Le poème le plus subjectif est sans doute celui de Virgile, traduit par Victor Hugo au moyen de nombreux adjectifs d’appréciation (modalisateurs) : « affreux », « terrible », « horrible », « cruel ». Christine de Pisan compose un poème plus narratif qui, après avoir exposé la situation initiale, va droit aux faits sans s’appesantir sur les différentes étapes du drame. Le poème sans strophe de Virgile favorise une progression lente et régulière du récit tandis que la ballade, par sa structure plus marquée, permet une accélération finale des événements.

Le drame de la séparation

2. Dans « Orphée et Eurydice », la phrase qui résume le drame de la séparation est : « hélas ! tout est détruit », placée en anticipation (prolepse)  au début du poème avant la confirmation finale : « Il ne la revoit plus ». Dans « Léandre et Héro », celle qui condense l’issue tragique de l’histoire est : « Ainsi moururent-ils d’une même ardeur » (dernier huitain). Des indices  annoncent cependant cette conclusion : « Mais le destin qui fait tant de violences/ Et accable de malheurs tant de bonnes personnes. » Dans les deux poèmes, l’issue étant connue d’avance, l’important pour le poète consiste à frapper l’esprit du lecteur.

Qui parle ?

3. Les marques de l’énonciation personnelle sont exclusivement réunies dans le poème de Christine de Pisan : grâce au vers-refrain « Voyez comment l’amour mène les amants ! », elle s’adresse directement au lecteur à l’impératif. Elle emploie la première personne du singulier dans le dernier huitain et dans l’envoi pour formuler des réflexions à valeur didactique. En effet, elle met en garde contre les dangers de la passion tout en regrettant paradoxalement que les amants de son époque ne meurent plus d’amour.

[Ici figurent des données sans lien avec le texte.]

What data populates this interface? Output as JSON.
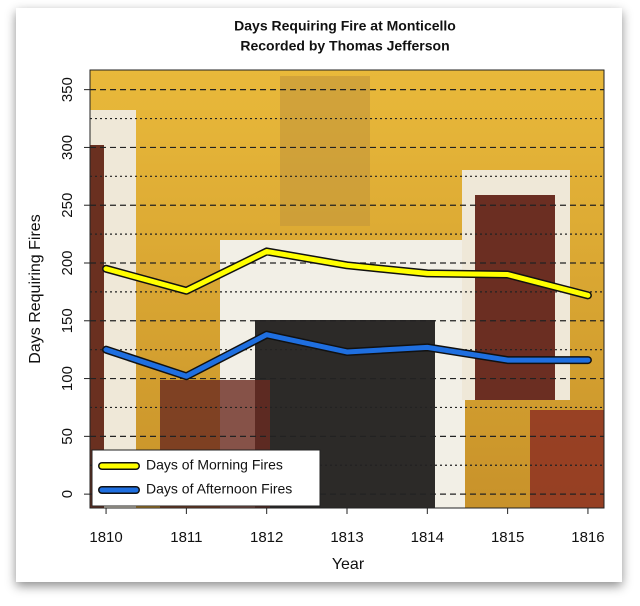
{
  "chart_data": {
    "type": "line",
    "title": "Days Requiring Fire at Monticello",
    "subtitle": "Recorded by Thomas Jefferson",
    "x_label": "Year",
    "y_label": "Days Requiring Fires",
    "x": [
      1810,
      1811,
      1812,
      1813,
      1814,
      1815,
      1816
    ],
    "series": [
      {
        "name": "Days of Morning Fires",
        "color": "#ffff00",
        "values": [
          195,
          176,
          210,
          198,
          191,
          190,
          172
        ]
      },
      {
        "name": "Days of Afternoon Fires",
        "color": "#1f6fe0",
        "values": [
          125,
          102,
          138,
          123,
          127,
          116,
          116
        ]
      }
    ],
    "xlim": [
      1809.8,
      1816.2
    ],
    "xticks": [
      1810,
      1811,
      1812,
      1813,
      1814,
      1815,
      1816
    ],
    "ylim": [
      -12,
      367
    ],
    "yticks": [
      0,
      50,
      100,
      150,
      200,
      250,
      300,
      350
    ],
    "minor_yticks": [
      25,
      75,
      125,
      175,
      225,
      275,
      325
    ],
    "grid": true,
    "legend": "bottom-left"
  }
}
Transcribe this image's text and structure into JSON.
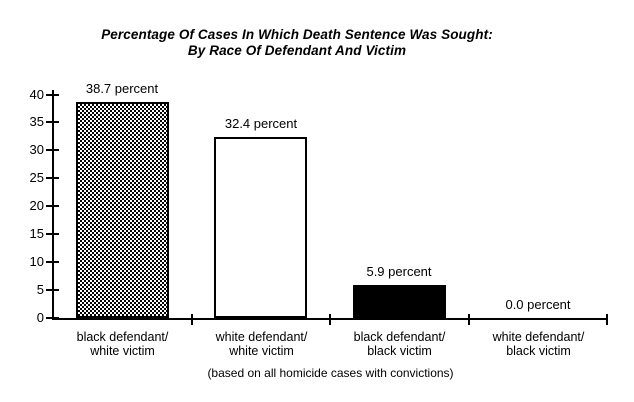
{
  "colors": {
    "foreground": "#000000",
    "background": "#ffffff"
  },
  "chart_data": {
    "type": "bar",
    "title": "Percentage Of Cases In Which Death Sentence Was Sought: By Race Of Defendant And Victim",
    "title_lines": [
      "Percentage Of Cases In Which Death Sentence Was Sought:",
      "By Race Of Defendant And Victim"
    ],
    "categories": [
      [
        "black defendant/",
        "white victim"
      ],
      [
        "white defendant/",
        "white victim"
      ],
      [
        "black defendant/",
        "black victim"
      ],
      [
        "white defendant/",
        "black victim"
      ]
    ],
    "values": [
      38.7,
      32.4,
      5.9,
      0.0
    ],
    "value_labels": [
      "38.7 percent",
      "32.4 percent",
      "5.9 percent",
      "0.0 percent"
    ],
    "bar_fills": [
      "checker-dither",
      "white",
      "black",
      "none"
    ],
    "yticks": [
      0,
      5,
      10,
      15,
      20,
      25,
      30,
      35,
      40
    ],
    "ylim": [
      0,
      40
    ],
    "xlabel": "",
    "ylabel": "",
    "grid": false,
    "legend": false,
    "footnote": "(based on all homicide cases with convictions)"
  }
}
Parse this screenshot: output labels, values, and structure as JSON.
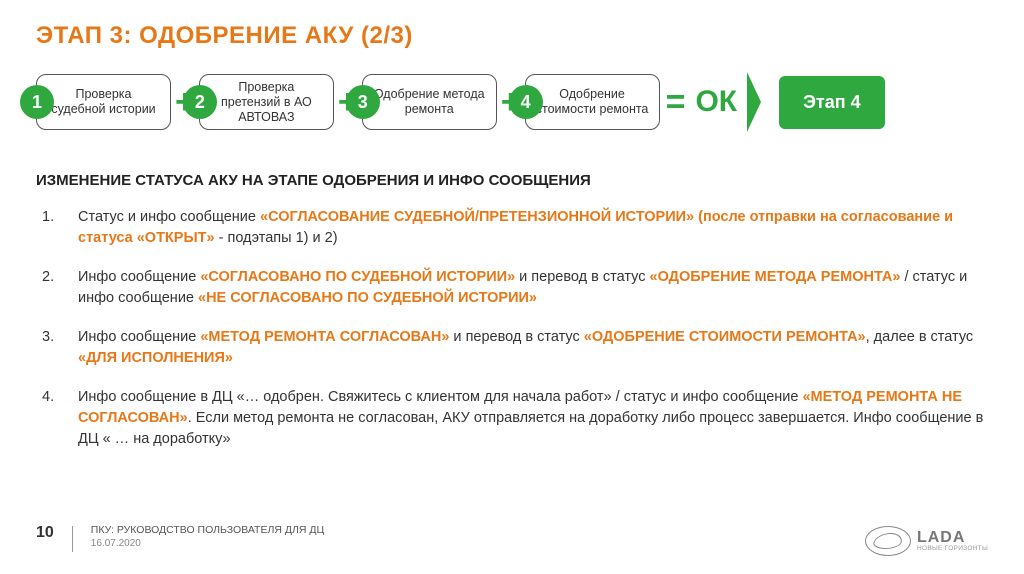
{
  "title": "ЭТАП 3: ОДОБРЕНИЕ АКУ (2/3)",
  "flow": {
    "steps": [
      {
        "n": "1",
        "label": "Проверка судебной истории"
      },
      {
        "n": "2",
        "label": "Проверка претензий в АО АВТОВАЗ"
      },
      {
        "n": "3",
        "label": "Одобрение метода ремонта"
      },
      {
        "n": "4",
        "label": "Одобрение стоимости ремонта"
      }
    ],
    "plus": "+",
    "eq": "=",
    "ok": "ОК",
    "next": "Этап 4",
    "colors": {
      "accent": "#2fa83f",
      "title": "#e77817",
      "box_border": "#555555"
    }
  },
  "section_title": "ИЗМЕНЕНИЕ СТАТУСА АКУ НА ЭТАПЕ ОДОБРЕНИЯ И ИНФО СООБЩЕНИЯ",
  "items": [
    {
      "n": "1.",
      "parts": [
        {
          "t": "Статус и инфо сообщение "
        },
        {
          "t": "«СОГЛАСОВАНИЕ СУДЕБНОЙ/ПРЕТЕНЗИОННОЙ ИСТОРИИ» (после отправки на согласование и статуса «ОТКРЫТ»",
          "hl": true
        },
        {
          "t": " - подэтапы 1) и 2)"
        }
      ]
    },
    {
      "n": "2.",
      "parts": [
        {
          "t": "Инфо сообщение "
        },
        {
          "t": "«СОГЛАСОВАНО ПО СУДЕБНОЙ ИСТОРИИ»",
          "hl": true
        },
        {
          "t": " и перевод в статус "
        },
        {
          "t": "«ОДОБРЕНИЕ МЕТОДА РЕМОНТА»",
          "hl": true
        },
        {
          "t": " / статус и инфо сообщение "
        },
        {
          "t": "«НЕ СОГЛАСОВАНО ПО СУДЕБНОЙ ИСТОРИИ»",
          "hl": true
        }
      ]
    },
    {
      "n": "3.",
      "parts": [
        {
          "t": "Инфо сообщение "
        },
        {
          "t": "«МЕТОД РЕМОНТА СОГЛАСОВАН»",
          "hl": true
        },
        {
          "t": " и перевод в статус "
        },
        {
          "t": "«ОДОБРЕНИЕ СТОИМОСТИ РЕМОНТА»",
          "hl": true
        },
        {
          "t": ", далее в статус "
        },
        {
          "t": "«ДЛЯ ИСПОЛНЕНИЯ»",
          "hl": true
        }
      ]
    },
    {
      "n": "4.",
      "parts": [
        {
          "t": "Инфо сообщение в ДЦ «… одобрен. Свяжитесь с клиентом для начала работ» / статус и инфо сообщение "
        },
        {
          "t": "«МЕТОД РЕМОНТА НЕ СОГЛАСОВАН»",
          "hl": true
        },
        {
          "t": ". Если метод ремонта не согласован, АКУ отправляется на доработку либо процесс завершается. Инфо сообщение в ДЦ « … на доработку»"
        }
      ]
    }
  ],
  "footer": {
    "page": "10",
    "doc": "ПКУ: РУКОВОДСТВО ПОЛЬЗОВАТЕЛЯ ДЛЯ ДЦ",
    "date": "16.07.2020",
    "logo_name": "LADA",
    "logo_sub": "НОВЫЕ ГОРИЗОНТЫ"
  }
}
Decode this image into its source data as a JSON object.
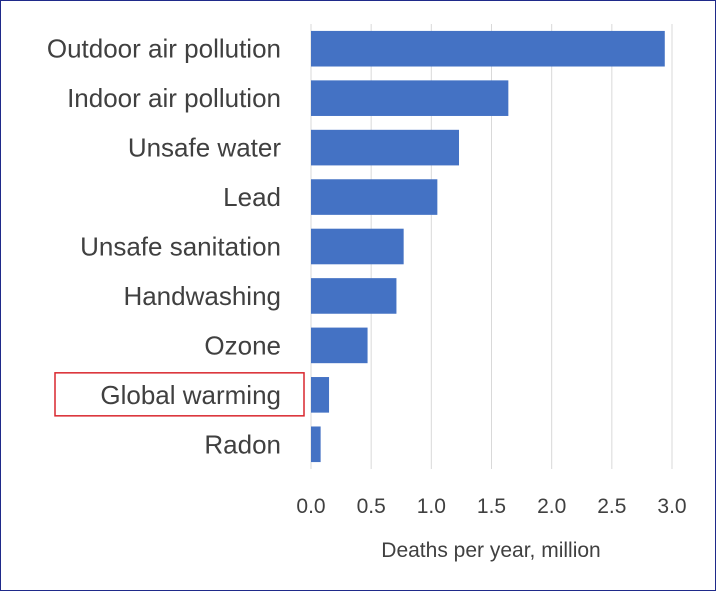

Dans le poème de Virgile, le point de vue adopté est celui d’un narrateur extérieur, mais la parenthèse du troisième vers signale un commentaire personnel de l’auteur. Il fait parler Eurydice au style direct et Orphée au style indirect libre à la fin du poème.

Le registre dominant du poème de Virgile est le tragique tandis que celui de Christine de Pisan est davantage didactique.

Les dangers du Tartare

4. Dans le poème de Virgile, les éléments mythologiques en rapport avec les enfers et la mort abondent : Cerbère, le chien à trois têtes, le Tartare, le fleuve Achéron que le nocher Caron fait traverser aux défunts, la Parque qui coupe le fil de la vie. Ils représentent les dangers qui menacent le couple qui a osé défier la mort. Des épithètes homériques leur sont souvent associées : « cruel Caron » ou « avare Achéron ». Le lexique de l’inflexibilité est présent : « le cruel Caron/ Le repousse », « Comment fléchir la Parque ». Le rythme est heurté, irrégulier, en lien avec les événements dramatiques narrés : « Que faire ? où fuir ? comment traîner sa triste vie ? » Les questions oratoires amplifient l’effet dramatique. Les allitérations en [f] imitent les bruits sifflants du Tartare : « Trois fois d’un bruit affreux retentit le Tartare ». Ces procédés sont destinés à susciter la terreur et la pitié du lecteur.

La mer périlleuse

5. Les obstacles qui séparent les amants dans « Léandre et Héro » sont la mer et l’orage. La première est décrite de manière précise et objective : « mer salée », « bras de mer, que l’on nommait Hellé », « cette mer qui était profonde et large ». L’orage, qualifié de « tempétueux », provoque la noyade de Léandre. La poétesse formule un simple constat et le drame arrive sans transition. Son intention n’est pas de dramatiser la scène mais de raconter la passion amoureuse pour en montrer les dangers, mais aussi les vertus.

Comment se dire adieu

6. La réaction face à la mort de l’amant est traitée différemment : par des discours dans le poème de Virgile, par une action dans celui de Christine de Pisan. Orphée survit à Eurydice et se lamente. Héro, quant à elle, rejoint Léandre dans la mort en sautant dans la mer du haut de sa tour, sans parler. Virgile insiste sur l’impossibilité de vaincre la mort par l’amour. Christine de Pisan montre que la mort permet de réunir les amants.